Comment Re:Not so fast...YET (Score 1) 135

In fact, if SPDY support was ubiquitous tommorrow, I would be surprised to see SPDY+TLS used for third party ad serving for this very reason.

Good news here: Google's DoubleClick and AdSense ads are served over SPDY today. In fact, I'm not aware of any Google properties that don't use SPDY, since they're all routed through the same GFE (Google FrontEnd) proxy farms.

Comment Re:The problem with the test ... (Score 5, Informative) 135

SPDY as implemented requires SSL, since the protocol capability is negotiated by a TLS extension on port 443. There's no spec for negotiating SPDY on a standard HTTP port - it would only work if the capability was assumed on both sides before the connection (for example, URLs that start with spdy:// instead of http:/// which connects to a different TCP port on the server).

Comment Re:Single domain? (Score 1) 135

That only works if all of those hostnames resolve to the same IP addresses. The main optimization in SPDY is the elimination of the need to make multiple TCP connections simultaneously, but all of those resources must live on the same server. If the resources have different hostnames, you might be able to detect hostnames that point to the same IP and then interleave those, but I don't know if the current implementations do that yet.

Most CDNs, however, return different IPs for nearly every query, and web developers use multiple hostnames pointing to the same resources to get non-SPDY multiplexing today.
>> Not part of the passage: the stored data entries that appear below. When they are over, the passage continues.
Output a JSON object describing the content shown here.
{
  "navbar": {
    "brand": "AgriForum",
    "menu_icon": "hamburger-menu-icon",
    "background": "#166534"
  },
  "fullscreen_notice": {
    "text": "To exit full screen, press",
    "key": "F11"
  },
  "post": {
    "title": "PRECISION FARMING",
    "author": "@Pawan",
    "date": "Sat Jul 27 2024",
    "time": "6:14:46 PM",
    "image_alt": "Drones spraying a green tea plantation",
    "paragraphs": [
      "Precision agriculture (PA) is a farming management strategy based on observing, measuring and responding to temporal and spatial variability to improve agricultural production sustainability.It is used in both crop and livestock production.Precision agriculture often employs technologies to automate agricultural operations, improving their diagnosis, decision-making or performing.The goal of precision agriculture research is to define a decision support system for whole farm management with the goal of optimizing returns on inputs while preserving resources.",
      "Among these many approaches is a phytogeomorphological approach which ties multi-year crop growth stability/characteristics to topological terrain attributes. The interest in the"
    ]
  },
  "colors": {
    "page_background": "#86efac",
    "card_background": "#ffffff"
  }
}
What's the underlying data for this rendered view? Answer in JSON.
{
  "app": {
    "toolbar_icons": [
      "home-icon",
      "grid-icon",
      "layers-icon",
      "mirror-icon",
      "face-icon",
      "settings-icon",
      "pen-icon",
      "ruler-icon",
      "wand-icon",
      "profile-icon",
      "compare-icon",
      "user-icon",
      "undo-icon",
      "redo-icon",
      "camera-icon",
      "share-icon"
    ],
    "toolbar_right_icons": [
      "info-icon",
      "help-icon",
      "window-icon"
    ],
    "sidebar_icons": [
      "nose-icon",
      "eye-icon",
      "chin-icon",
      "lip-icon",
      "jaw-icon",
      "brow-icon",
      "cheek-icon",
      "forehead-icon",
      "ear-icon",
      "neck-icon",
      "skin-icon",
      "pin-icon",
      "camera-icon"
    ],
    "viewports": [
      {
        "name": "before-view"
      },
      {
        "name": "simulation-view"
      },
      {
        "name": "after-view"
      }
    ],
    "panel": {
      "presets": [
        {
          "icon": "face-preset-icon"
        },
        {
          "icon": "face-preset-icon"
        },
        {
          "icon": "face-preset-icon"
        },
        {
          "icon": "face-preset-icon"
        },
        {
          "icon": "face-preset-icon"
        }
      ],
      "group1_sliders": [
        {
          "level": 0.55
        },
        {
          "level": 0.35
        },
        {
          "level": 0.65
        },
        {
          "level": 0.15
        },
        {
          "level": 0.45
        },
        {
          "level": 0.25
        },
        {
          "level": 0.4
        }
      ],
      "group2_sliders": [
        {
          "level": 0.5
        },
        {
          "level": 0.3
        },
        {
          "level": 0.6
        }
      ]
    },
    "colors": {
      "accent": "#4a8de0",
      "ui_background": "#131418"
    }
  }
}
This sounds like an optimization that's easy to accomplish dynamically, though (if request is SPDY, don't spread the resources across different hostnames).

Comment Re:What is the big deal with SPDY? (Score 5, Informative) 135

1. HTTP Pipeline support proved very difficult to implement reliably; so much so that Opera was the only major browser to turn it on. It can be enabled in Chrome and Firefox but expect glitches. By all accounts SPDY's framing structure is far easier to reliably implement.

2. WIth SPDY, it's not just the content that's compressed but the HTTP headers themselves. When you look at the size of a lot of URLs and cookies that get passed back and forth, that's not a insignificant amount of data. And since it's text, it compresses quite well.

3. SSL is required for SPDY because the capability is negotiated in a TLS extension. Many people would argue that if this gets more sites to use SSL by default, that's a Good Thing.

4. If you're running SPDY, the practice of "spreading" site content across multiple hostnames, which improves performance with normal HTTP sites, actually works against you, since the browser still has to open a new TCP connection for each hostname. This is an implementation issue more than an issue with the protocol itself; I expect web developers to adjust their sites accordingly once client adoption rates increase.

5. The biggest gains you can get from SPDY, which few have implemented, is the server push and hint capability; this allows the server to send an inline resource to a browser before the client knows it needs it (i.e. before HTML or CSS is processed by the browser).

But as someone else as pointed out, the author's test isn't really valid, as he didn't test directly to sites that support SPDY natively, he went through a proxy.

The website I work for is supporting SPDY, and the gains we've seen are pretty close to the ~20-25% benchmarks reported by others. As many have pointed out, this author's methodology is way broken. I'd recommend testing to sites that are known to support SPDY (the best-known are Google and Twitter), with the capability enabled and then disabled (You can set this in Firefox's about:config, Chrome requires a command line lauch with --use-spdy=false in order to do this, though).

Comment Re:Parrot TV (Score 4, Interesting) 113

I remember these. They weren't even electronic - each button on the remote caused a tine to be pulled and released which was tuned to a specific ultrasonic frequency. This is why the early remotes were called "clickers" - releasing the tine made a metallic clicking sound. It also meant that random ambient sounds that matched the target frequency could cause your TV to turn on/off, change channels, etc on its own.

There were also remotes that weren't even wireless, with a 10' long tether wire to the unit. The advertised "advantage" of these was that they didn't need batteries.